Release Number 8278-20
ICYMI: Oxford University Publishes Chairman Tarbert’s Article on Dodd-Frank’s Derivatives Reforms
Excerpts from Chairman Tarbert’s Article in Oxford’s Journal of Financial Regulation: “The Enduring Legacy of Dodd-Frank’s Derivatives Reforms”
October 07, 2020
“The Dodd-Frank Act was a momentous and controversial legislative response to the 2007–09 financial crisis. Although some of its provisions have subsequently been challenged in the courts and overturned by a bipartisan Congress, other aspects of the Dodd-Frank Act are likely to stand the test of time. Chief among these are Dodd-Frank’s Titles VII and VIII, which govern derivatives.”
“The demonization of derivatives is due to a fundamental misunderstanding of the important role that derivatives play in the economy. The primary function of financial derivatives is to transfer risk from a party seeking to ‘hedge’ (limit) risk to a party willing to assume that risk.”
“Derivatives are critical for establishing the prices of the goods and services we all depend on—from oil to the interest on the mortgage on our home. Businesses, including American farmers and manufacturers, rely on derivatives to hedge their price risks. Without derivatives, these businesses would have no insurance against volatile price movements.”
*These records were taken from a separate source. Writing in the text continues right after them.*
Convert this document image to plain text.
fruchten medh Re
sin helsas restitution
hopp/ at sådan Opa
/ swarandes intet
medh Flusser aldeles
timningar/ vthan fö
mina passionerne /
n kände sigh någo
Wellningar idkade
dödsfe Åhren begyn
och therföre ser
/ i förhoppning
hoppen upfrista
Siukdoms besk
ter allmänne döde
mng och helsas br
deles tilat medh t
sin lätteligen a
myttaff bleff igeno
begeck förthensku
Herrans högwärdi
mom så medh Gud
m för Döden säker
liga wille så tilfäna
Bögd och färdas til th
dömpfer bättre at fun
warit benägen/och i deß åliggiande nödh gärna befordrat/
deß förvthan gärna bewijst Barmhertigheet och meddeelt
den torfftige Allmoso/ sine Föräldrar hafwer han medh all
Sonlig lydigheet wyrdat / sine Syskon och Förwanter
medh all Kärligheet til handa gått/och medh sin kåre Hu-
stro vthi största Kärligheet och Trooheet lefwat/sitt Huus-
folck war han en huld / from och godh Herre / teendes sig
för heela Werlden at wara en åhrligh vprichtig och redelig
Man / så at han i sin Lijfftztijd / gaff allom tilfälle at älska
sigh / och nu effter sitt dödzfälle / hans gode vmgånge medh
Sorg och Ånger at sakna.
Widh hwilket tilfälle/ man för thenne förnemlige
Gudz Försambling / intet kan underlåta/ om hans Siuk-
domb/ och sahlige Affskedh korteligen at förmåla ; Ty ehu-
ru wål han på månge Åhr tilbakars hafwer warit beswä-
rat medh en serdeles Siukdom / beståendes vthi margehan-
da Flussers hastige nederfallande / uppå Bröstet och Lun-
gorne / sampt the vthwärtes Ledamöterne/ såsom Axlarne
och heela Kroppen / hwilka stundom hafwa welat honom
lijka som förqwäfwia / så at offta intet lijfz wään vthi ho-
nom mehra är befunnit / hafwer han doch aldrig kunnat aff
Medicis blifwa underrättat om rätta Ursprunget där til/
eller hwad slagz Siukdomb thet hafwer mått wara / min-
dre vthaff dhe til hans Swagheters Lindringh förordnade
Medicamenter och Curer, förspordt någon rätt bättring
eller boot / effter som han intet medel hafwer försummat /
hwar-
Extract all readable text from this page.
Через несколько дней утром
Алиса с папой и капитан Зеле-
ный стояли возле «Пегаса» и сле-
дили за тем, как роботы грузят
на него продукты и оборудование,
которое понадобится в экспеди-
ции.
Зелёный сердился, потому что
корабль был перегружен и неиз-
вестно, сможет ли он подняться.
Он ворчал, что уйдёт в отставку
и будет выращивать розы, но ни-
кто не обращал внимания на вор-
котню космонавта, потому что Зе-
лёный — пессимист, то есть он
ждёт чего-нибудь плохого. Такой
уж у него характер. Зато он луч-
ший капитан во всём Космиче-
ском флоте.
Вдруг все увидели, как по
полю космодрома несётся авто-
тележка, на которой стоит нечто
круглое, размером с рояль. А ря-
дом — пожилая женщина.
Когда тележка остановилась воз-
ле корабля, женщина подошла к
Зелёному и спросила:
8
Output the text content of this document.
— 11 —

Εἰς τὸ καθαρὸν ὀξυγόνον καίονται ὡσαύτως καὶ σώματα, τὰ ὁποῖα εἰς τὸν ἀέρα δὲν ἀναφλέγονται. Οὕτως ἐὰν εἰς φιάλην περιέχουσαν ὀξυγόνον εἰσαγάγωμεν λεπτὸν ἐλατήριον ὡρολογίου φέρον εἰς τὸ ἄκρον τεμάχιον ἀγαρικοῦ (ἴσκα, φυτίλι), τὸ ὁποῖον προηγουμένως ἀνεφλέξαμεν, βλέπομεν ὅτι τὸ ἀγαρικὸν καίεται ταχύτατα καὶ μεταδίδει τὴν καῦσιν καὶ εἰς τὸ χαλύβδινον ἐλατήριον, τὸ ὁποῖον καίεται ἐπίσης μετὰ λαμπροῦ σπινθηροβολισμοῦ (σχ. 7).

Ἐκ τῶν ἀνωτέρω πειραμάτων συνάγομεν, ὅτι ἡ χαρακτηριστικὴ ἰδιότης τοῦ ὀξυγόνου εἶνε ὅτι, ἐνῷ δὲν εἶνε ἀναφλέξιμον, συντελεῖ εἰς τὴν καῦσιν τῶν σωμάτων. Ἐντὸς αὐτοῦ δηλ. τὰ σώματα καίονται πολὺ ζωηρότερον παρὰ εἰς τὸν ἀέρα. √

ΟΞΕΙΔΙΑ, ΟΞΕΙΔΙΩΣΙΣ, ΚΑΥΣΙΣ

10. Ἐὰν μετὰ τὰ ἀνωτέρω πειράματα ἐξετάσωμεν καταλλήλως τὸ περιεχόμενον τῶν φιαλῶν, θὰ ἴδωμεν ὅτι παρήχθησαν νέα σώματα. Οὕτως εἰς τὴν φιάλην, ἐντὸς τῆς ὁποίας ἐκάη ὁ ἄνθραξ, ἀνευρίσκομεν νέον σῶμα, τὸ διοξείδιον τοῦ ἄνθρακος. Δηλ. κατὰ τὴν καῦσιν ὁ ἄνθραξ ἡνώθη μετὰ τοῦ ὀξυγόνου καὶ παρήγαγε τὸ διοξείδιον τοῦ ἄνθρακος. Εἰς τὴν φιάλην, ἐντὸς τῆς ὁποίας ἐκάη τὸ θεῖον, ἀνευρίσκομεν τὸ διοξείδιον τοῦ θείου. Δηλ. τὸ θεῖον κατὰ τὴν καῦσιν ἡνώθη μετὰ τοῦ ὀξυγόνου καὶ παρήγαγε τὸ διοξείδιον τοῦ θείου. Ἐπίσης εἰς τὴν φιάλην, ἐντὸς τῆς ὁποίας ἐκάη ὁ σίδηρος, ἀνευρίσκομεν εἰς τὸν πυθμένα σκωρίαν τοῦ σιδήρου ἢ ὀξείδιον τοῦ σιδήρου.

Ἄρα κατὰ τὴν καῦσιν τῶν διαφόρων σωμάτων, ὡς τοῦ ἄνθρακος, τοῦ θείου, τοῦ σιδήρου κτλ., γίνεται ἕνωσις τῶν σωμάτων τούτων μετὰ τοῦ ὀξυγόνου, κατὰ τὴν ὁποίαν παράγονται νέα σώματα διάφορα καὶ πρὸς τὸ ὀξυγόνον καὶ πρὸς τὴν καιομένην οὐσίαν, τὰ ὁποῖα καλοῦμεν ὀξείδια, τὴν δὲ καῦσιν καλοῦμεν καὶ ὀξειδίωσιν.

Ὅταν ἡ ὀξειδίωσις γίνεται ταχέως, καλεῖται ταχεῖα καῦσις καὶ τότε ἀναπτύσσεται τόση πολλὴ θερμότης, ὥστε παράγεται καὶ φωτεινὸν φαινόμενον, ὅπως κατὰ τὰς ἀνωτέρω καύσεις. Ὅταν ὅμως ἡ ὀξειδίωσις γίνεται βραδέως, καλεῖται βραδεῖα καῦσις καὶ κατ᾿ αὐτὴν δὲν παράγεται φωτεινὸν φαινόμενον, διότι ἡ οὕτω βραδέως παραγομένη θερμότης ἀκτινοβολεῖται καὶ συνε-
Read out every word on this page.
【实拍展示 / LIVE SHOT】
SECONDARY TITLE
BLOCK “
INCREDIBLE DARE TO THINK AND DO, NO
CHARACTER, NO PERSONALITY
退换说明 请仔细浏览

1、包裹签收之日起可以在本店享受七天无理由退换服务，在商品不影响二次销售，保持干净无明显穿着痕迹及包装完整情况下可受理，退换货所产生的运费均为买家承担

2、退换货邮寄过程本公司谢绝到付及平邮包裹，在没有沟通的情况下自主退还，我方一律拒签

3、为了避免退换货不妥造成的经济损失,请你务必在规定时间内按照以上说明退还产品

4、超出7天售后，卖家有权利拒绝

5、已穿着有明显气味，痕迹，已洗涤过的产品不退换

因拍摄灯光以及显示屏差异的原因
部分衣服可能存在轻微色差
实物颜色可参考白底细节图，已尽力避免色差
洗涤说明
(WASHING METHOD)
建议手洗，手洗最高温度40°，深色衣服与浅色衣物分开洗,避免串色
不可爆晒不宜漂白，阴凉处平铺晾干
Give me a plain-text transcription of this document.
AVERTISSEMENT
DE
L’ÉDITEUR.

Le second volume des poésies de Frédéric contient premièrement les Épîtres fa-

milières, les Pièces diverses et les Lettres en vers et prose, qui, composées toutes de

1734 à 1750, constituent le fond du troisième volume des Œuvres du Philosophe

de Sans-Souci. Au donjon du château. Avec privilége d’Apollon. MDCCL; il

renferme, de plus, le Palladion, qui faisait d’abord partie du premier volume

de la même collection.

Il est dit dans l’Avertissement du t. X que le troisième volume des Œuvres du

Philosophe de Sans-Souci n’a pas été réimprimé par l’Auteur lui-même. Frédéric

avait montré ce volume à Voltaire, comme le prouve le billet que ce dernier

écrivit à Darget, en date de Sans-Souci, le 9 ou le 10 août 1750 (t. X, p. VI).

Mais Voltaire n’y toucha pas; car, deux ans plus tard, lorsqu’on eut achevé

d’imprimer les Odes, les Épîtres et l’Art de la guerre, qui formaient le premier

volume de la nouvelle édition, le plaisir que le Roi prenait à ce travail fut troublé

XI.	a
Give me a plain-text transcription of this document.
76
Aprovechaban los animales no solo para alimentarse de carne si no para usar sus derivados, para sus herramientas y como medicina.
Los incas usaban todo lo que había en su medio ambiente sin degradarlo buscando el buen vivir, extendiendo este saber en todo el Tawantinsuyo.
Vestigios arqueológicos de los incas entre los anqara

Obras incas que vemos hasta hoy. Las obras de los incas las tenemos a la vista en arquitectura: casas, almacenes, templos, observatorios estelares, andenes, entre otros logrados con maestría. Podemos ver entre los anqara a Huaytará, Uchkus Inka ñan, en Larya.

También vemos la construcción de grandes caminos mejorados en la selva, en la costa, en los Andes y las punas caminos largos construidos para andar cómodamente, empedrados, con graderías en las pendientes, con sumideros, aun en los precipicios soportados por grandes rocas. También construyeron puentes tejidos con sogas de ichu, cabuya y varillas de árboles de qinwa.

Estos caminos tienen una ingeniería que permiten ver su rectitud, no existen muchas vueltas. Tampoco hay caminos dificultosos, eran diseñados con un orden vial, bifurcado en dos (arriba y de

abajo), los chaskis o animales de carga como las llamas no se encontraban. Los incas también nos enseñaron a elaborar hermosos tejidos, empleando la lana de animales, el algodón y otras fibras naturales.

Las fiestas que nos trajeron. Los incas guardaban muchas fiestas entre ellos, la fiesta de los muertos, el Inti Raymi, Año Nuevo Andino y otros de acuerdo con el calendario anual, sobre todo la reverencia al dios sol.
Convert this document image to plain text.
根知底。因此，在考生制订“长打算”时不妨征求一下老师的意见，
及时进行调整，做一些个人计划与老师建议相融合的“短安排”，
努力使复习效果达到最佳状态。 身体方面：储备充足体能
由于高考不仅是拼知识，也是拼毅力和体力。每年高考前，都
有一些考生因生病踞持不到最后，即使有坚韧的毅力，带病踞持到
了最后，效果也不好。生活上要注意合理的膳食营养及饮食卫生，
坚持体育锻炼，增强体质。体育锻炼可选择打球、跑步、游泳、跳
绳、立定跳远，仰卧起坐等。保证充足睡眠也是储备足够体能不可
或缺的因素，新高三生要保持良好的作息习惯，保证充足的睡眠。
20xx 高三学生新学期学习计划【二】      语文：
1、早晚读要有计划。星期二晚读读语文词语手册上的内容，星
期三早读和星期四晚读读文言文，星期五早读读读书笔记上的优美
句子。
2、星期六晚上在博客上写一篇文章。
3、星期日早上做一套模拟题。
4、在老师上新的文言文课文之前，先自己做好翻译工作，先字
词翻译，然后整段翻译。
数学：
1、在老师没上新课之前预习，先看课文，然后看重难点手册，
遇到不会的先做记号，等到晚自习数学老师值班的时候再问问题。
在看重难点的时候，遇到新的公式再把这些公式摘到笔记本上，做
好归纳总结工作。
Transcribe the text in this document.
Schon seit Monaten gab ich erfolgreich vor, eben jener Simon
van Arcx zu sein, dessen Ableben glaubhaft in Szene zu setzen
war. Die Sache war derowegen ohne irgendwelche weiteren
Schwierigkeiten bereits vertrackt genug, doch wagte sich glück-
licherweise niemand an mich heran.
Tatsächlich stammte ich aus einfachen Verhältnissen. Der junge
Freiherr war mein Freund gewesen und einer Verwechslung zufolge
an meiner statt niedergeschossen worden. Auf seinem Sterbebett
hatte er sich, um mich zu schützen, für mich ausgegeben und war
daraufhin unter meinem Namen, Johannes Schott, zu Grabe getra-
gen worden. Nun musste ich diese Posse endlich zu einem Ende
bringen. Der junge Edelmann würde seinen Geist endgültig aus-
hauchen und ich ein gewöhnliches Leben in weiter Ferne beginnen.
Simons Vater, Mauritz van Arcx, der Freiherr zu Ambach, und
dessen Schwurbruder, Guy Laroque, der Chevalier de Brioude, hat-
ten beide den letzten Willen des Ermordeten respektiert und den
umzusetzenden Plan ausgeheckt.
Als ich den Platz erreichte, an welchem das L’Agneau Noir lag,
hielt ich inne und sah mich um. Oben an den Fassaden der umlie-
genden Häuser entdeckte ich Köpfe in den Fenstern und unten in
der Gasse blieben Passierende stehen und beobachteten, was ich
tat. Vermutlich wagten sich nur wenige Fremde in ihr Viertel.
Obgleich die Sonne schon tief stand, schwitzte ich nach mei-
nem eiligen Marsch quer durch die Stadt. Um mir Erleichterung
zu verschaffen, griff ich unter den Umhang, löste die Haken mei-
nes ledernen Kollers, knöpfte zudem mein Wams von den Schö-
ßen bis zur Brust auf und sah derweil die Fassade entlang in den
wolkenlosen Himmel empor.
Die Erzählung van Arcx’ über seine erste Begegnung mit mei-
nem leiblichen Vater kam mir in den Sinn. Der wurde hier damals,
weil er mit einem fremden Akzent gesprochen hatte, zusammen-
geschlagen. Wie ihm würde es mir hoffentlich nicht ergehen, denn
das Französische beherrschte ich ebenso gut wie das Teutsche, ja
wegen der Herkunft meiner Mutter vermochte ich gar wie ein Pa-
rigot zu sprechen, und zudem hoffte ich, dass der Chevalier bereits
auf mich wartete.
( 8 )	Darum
“While I share commentators’ concerns about potential risk concentration in CCPs, Title VII addresses this risk by giving the [CFTC] the power to mitigate it through regulations that implement the ‘core principles’ applicable to registered CCPs. The CFTC has exercised this power by promulgating a comprehensive and effective regulatory structure, in particular Part 39 of the CFTC’s regulations, and by developing and conducting an intensive and in-depth programme of supervision through regular examinations and ongoing risk surveillance including supervisory stress testing.”
“This oversight is supplemented and complemented by Title VIII, which provides enhanced supervision of systemically important financial market utilities … including systemically important CCPs. In other words, Title VIII further addresses CCP risks made more acute by Title VII by giving regulators additional tools to mitigate those risks, without undoing the benefits of Title VII or the supervisory structure it establishes.”
“Far from revolutionary, Title VII borrowed from the CFTC’s long and successful history of regulating the futures markets, applying many of those same principles to regulate the previously opaque, bilateral swaps markets. At the same time, in both Titles VII and VIII Congress worked to ensure that its response to one crisis would not unwittingly sow the seeds of the next.”
“While Congress envisioned that CCPs would play an indispensable role in the post-Dodd-Frank era, it also equipped the CFTC and other regulators with enhanced tools to regulate and supervise CCPs. In this manner, the Dodd-Frank Act carefully balances the need to keep US derivatives markets vibrant with the necessity of ensuring they are shock absorbers for systemic risk, not amplifiers of it. As a consequence, the legacy of Dodd-Frank’s derivatives reforms is likely to be one that endures and benefits the US economy in the decades to come.”